Miss Lytton’s voice was as colourless as her skin, and that seemed to have been pulled back savagely, revealing fine cheekbones but emphasising the long nose and firm chin unbecomingly.

‘He must come here, of course. Can you arrange that?’

He could—and he would. And he would try and do something about that mass of blood-soaked papers with a hole through the middle that had been stuffed into Lytton’s breast pocket. There was no way he could hand those back as they were.

‘Certainly. It is the least I can do.’

The dowdy nobody of a woman opposite him raised her wide hazel eyes and fixed him with an aloof stare.

‘I would say that is so. If you had listened to your friend when he was obviously anxious about something, instead of drunkenly goading that man Crosse, then Francis would not be dead now. Would he, my lord?’

Chapter Two

Her hostility had hit home—visibly.
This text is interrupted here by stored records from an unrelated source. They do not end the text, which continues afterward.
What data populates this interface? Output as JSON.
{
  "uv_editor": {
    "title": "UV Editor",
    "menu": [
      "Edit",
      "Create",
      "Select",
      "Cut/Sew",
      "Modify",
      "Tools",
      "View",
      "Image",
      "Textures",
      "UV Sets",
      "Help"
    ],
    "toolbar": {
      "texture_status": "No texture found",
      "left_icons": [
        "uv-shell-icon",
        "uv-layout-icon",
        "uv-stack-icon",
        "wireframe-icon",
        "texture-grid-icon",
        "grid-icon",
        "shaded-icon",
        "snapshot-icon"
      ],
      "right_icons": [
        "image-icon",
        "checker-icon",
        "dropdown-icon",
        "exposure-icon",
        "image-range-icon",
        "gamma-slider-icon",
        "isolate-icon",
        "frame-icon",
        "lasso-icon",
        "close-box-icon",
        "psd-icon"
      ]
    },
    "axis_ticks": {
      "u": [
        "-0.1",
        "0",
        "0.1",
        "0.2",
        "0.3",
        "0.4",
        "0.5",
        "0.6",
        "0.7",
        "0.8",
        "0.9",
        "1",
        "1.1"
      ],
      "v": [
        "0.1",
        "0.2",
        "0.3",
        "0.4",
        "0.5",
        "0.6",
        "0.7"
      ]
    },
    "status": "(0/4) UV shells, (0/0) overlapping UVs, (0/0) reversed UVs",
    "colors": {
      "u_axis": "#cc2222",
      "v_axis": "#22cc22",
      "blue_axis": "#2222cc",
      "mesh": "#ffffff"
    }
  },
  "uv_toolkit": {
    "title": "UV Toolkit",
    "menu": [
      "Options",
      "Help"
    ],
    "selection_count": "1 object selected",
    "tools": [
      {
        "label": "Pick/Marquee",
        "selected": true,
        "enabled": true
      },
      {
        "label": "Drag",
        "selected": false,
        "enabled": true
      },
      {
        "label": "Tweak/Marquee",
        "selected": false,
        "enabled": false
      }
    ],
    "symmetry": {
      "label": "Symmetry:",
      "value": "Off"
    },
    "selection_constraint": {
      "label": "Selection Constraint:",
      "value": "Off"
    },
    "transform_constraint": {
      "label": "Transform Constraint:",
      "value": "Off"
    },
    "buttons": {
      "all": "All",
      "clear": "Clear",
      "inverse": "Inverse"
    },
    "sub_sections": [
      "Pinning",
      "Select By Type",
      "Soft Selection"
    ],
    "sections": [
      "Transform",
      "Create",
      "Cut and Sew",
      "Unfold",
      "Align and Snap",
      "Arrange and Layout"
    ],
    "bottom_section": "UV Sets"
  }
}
Ellie suspected that if he had been himself, alert and not in pain, Lord Hainford would have betrayed nothing, but she saw the colour come up over his cheekbones and the bloodshot grey eyes narrow.

‘If your brother had not come to the club, yes, he would be alive now, Miss Lytton.’

‘My stepbrother Francis is...was...the son of my mother’s second husband, Sir Percival Lytton. I took his name when she remarried.’

She could hardly recall her own father, the Honourable Frederick Trewitt, an abrupt man who had died when she was eight. Her mother’s remarriage had given them much-needed financial stability, although Sir Percival had shown little interest in his stepdaughter at first—so plain and quiet, where her mother had been vivid and attractive.

Not at first.

As for Francis, three years her senior, he had ignored her until, his father and stepmother dead, he had needed a housekeeper.